Quick Start
The following sections contain information about how to create a schema from scratch and perform allele calling to determine the allelic profiles of a set of strains.
Create a schema
Option 1 - Genome assemblies
Include all genome assemblies (complete or draft genome assemblies in FASTA format) in a directory and adapt the following template command (you can also provide a file with the full paths to the input files, one full path per line):
chewBBACA.py CreateSchema -i InputAssembliesFolder -o OutputSchemaFolder --ptf ProdigalTrainingFile
Option 2 - Coding DNA Sequences
You can provide FASTA files with Coding DNA Sequences (CDSs) and skip the gene prediction step by passing the --cds
parameter:
chewBBACA.py CreateSchema -i InputFilesFolder -o OutputSchemaFolder --ptf ProdigalTrainingFile --cds
Important
We recommend that you provide a Prodigal training file even when you provide FASTA files with CDSs. This will ensure that a training file is included in the schema for future use if needed.
Note
The CreateSchema module creates a schema seed with one representative allele per locus in the schema.

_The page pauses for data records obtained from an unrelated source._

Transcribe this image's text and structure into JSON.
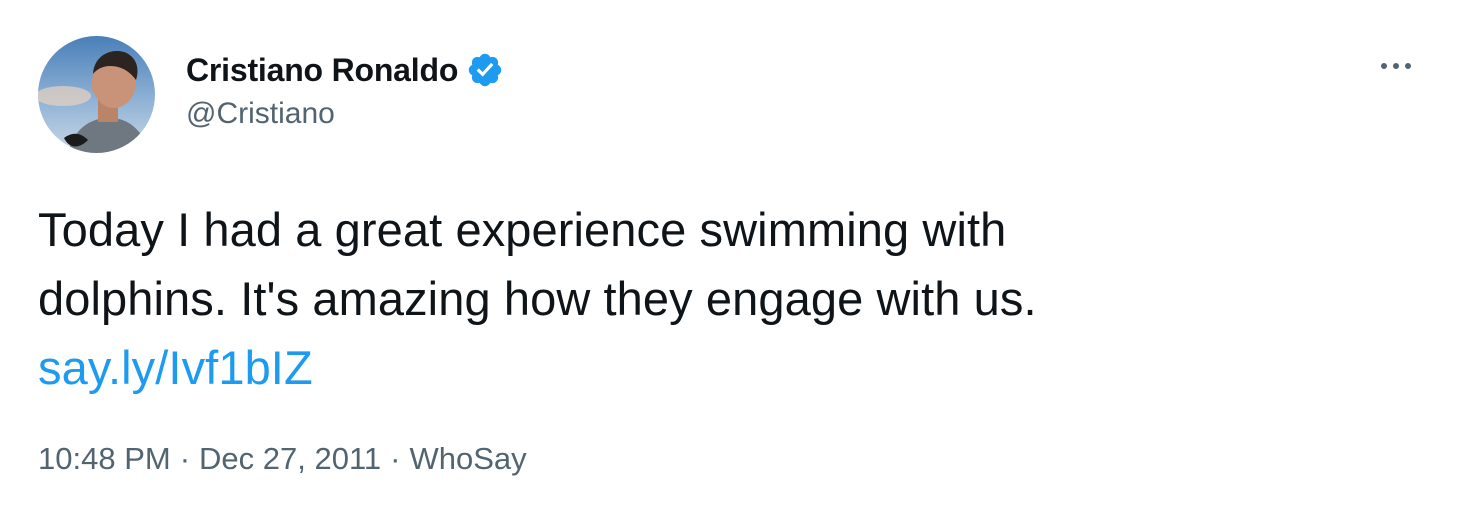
{
  "tweet": {
    "author": {
      "display_name": "Cristiano Ronaldo",
      "handle": "@Cristiano",
      "verified": true,
      "avatar_icon": "profile-photo"
    },
    "more_icon": "more-options-icon",
    "text_line_1": "Today I had a great experience swimming with",
    "text_line_2": "dolphins. It's amazing how they engage with us.",
    "link_text": "say.ly/Ivf1bIZ",
    "time": "10:48 PM",
    "date": "Dec 27, 2011",
    "source": "WhoSay",
    "separator": "·"
  },
  "colors": {
    "text_primary": "#0f1419",
    "text_secondary": "#536471",
    "link": "#1d9bf0",
    "verified_badge": "#1d9bf0"
  }
}
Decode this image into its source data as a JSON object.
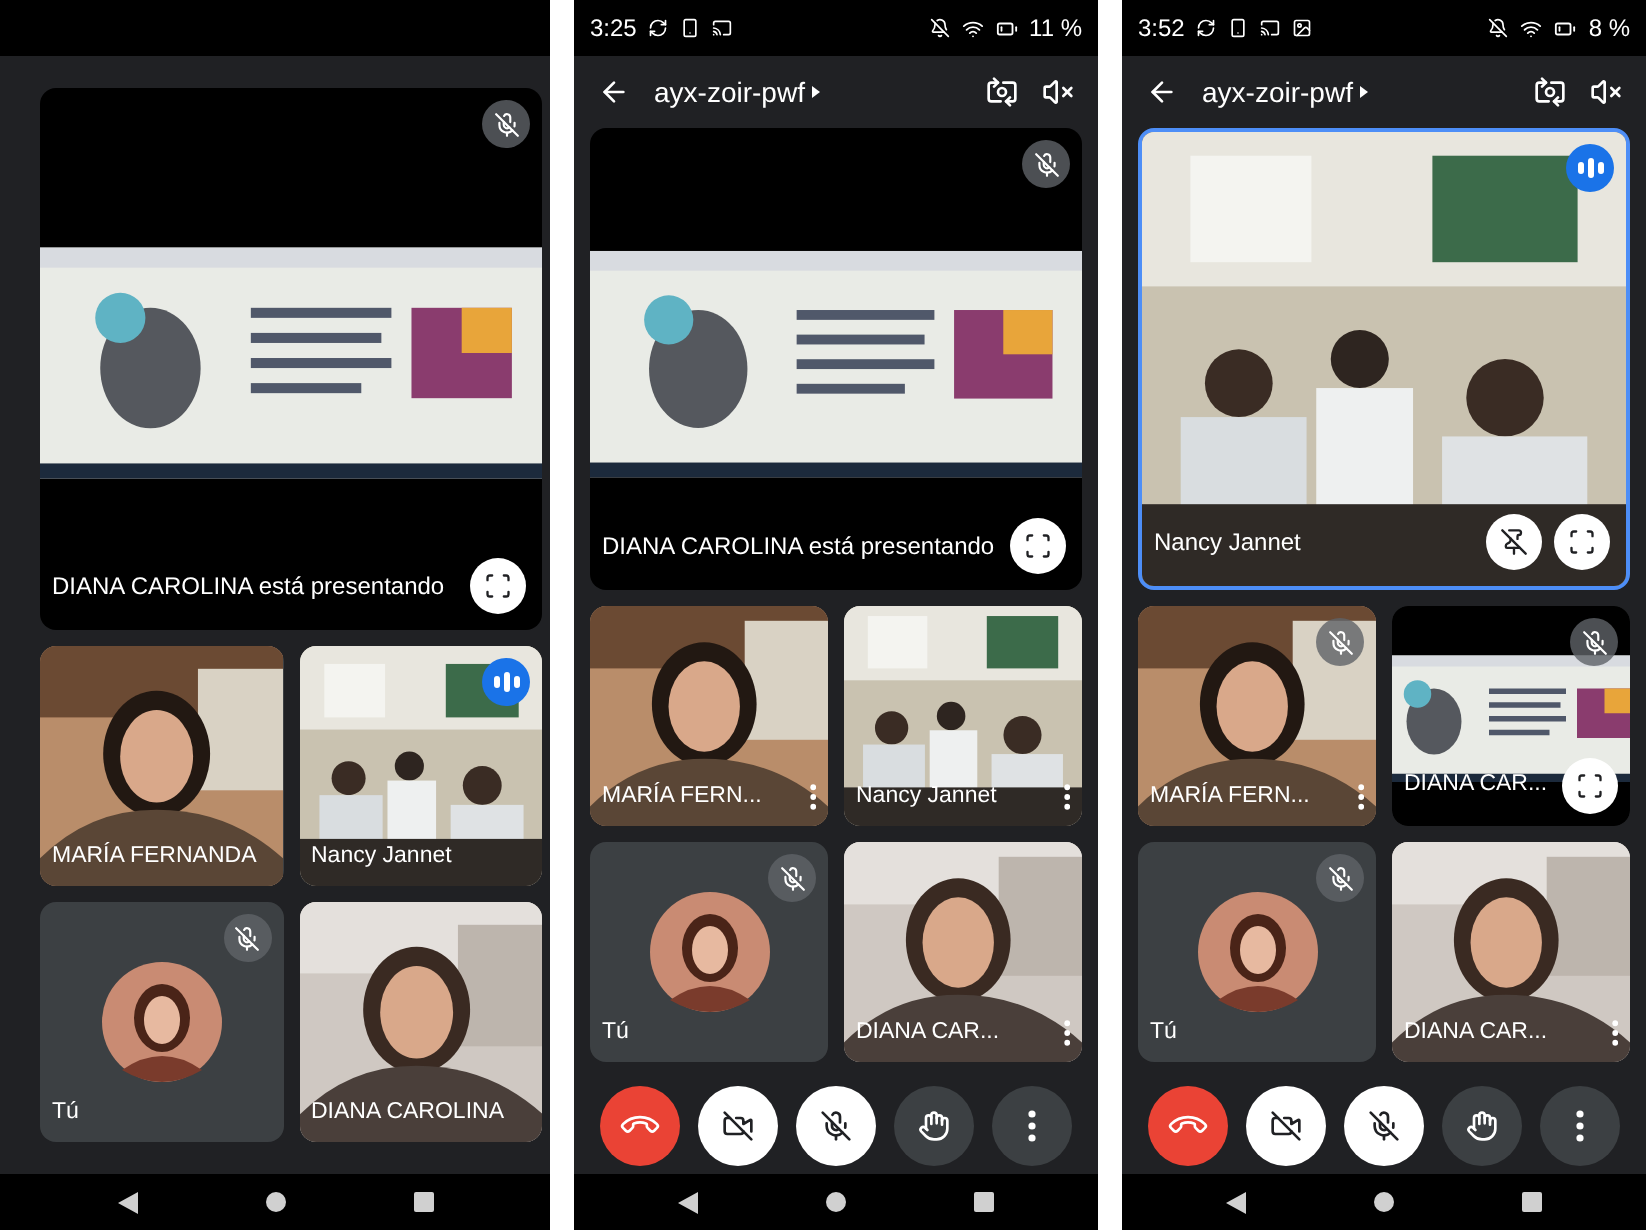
{
  "phones": [
    {
      "main": {
        "kind": "presentation",
        "caption": "DIANA CAROLINA está presentando",
        "muted": true,
        "speaking": false,
        "pinned": false
      },
      "tiles": [
        {
          "kind": "video",
          "name": "MARÍA FERNANDA",
          "muted": false,
          "speaking": false,
          "more": false,
          "fullscreen": false
        },
        {
          "kind": "video",
          "name": "Nancy Jannet",
          "muted": false,
          "speaking": true,
          "more": false,
          "fullscreen": false
        },
        {
          "name": "Tú",
          "muted": true,
          "speaking": false,
          "more": false,
          "fullscreen": false
        },
        {
          "kind": "video",
          "name": "DIANA CAROLINA",
          "muted": false,
          "speaking": false,
          "more": false,
          "fullscreen": false
        }
      ]
    },
    {
      "status_bar": {
        "time": "3:25",
        "battery": "11 %",
        "extra_icon": false
      },
      "header": {
        "title": "ayx-zoir-pwf"
      },
      "main": {
        "kind": "presentation",
        "caption": "DIANA CAROLINA está presentando",
        "muted": true,
        "speaking": false,
        "pinned": false
      },
      "tiles": [
        {
          "kind": "video",
          "name": "MARÍA FERN...",
          "muted": false,
          "speaking": false,
          "more": true,
          "fullscreen": false
        },
        {
          "kind": "video",
          "name": "Nancy Jannet",
          "muted": false,
          "speaking": false,
          "more": true,
          "fullscreen": false
        },
        {
          "name": "Tú",
          "muted": true,
          "speaking": false,
          "more": false,
          "fullscreen": false
        },
        {
          "kind": "video",
          "name": "DIANA CAR...",
          "muted": false,
          "speaking": false,
          "more": true,
          "fullscreen": false
        }
      ],
      "controls": [
        {
          "kind": "end"
        },
        {
          "kind": "camera"
        },
        {
          "kind": "mic"
        },
        {
          "kind": "hand"
        },
        {
          "kind": "more"
        }
      ]
    },
    {
      "status_bar": {
        "time": "3:52",
        "battery": "8 %",
        "extra_icon": true
      },
      "header": {
        "title": "ayx-zoir-pwf"
      },
      "main": {
        "kind": "video",
        "caption": "Nancy Jannet",
        "muted": false,
        "speaking": true,
        "pinned": true
      },
      "tiles": [
        {
          "kind": "video",
          "name": "MARÍA FERN...",
          "muted": true,
          "speaking": false,
          "more": true,
          "fullscreen": false
        },
        {
          "kind": "presentation",
          "name": "DIANA CAR...",
          "muted": true,
          "speaking": false,
          "more": false,
          "fullscreen": true
        },
        {
          "name": "Tú",
          "muted": true,
          "speaking": false,
          "more": false,
          "fullscreen": false
        },
        {
          "kind": "video",
          "name": "DIANA CAR...",
          "muted": false,
          "speaking": false,
          "more": true,
          "fullscreen": false
        }
      ],
      "controls": [
        {
          "kind": "end"
        },
        {
          "kind": "camera"
        },
        {
          "kind": "mic"
        },
        {
          "kind": "hand"
        },
        {
          "kind": "more"
        }
      ]
    }
  ]
}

To include more allele variants in the schema, we recommend starting by performing allele calling with the set of genome assemblies/CDSs used for schema creation.
Option 3 - Adapt an external schema
Include all loci files (one FASTA file per locus, each file contains all alleles for a specific locus) in a directory and adapt the following template command:
chewBBACA.py PrepExternalSchema -g ExternalSchemaFastaFiles -o OutputSchemaFolder --ptf ProdigalTrainingFile
Important
External schemas need to be processed to filter out sequences that do not meet a set of criteria applied to create every chewBBACA schema. This process might remove alleles or complete loci from the schemas. For more information see the page about the PrepExternalSchema module.
Perform allele calling
Determine the allelic profiles for genome assemblies:
chewBBACA.py AlleleCall -i InputAssembliesFolder -g OutputSchemaFolder/SchemaName -o OutputFolderName
Perform allele calling with a subset of the schema loci:
chewBBACA.py AlleleCall -i InputAssembliesFolder -g OutputSchemaFolder/SchemaName -o OutputFolderName --gl LociList.txt
Provide FASTA files with CDSs (one file per genome/strain):
chewBBACA.py AlleleCall -i InputFilesFolder -g OutputSchemaFolder/SchemaName -o OutputFolderName --cds
Important
The file passed to the
--gl
parameter must have one full path or one locus identifier, with or without the .fasta extension, per line (the locus identifier is the basename of the FASTA file that contains the locus alleles).We strongly advise users to provide a Prodigal training file and to keep using the same training file to ensure consistent results (the training file used for schema creation is added to the schema’s directory and automatically detected at start of allele calling without the need to pass it to the
--ptf
parameter).Use the
--cpu
parameter to enable parallelization and considerably reduce execution time.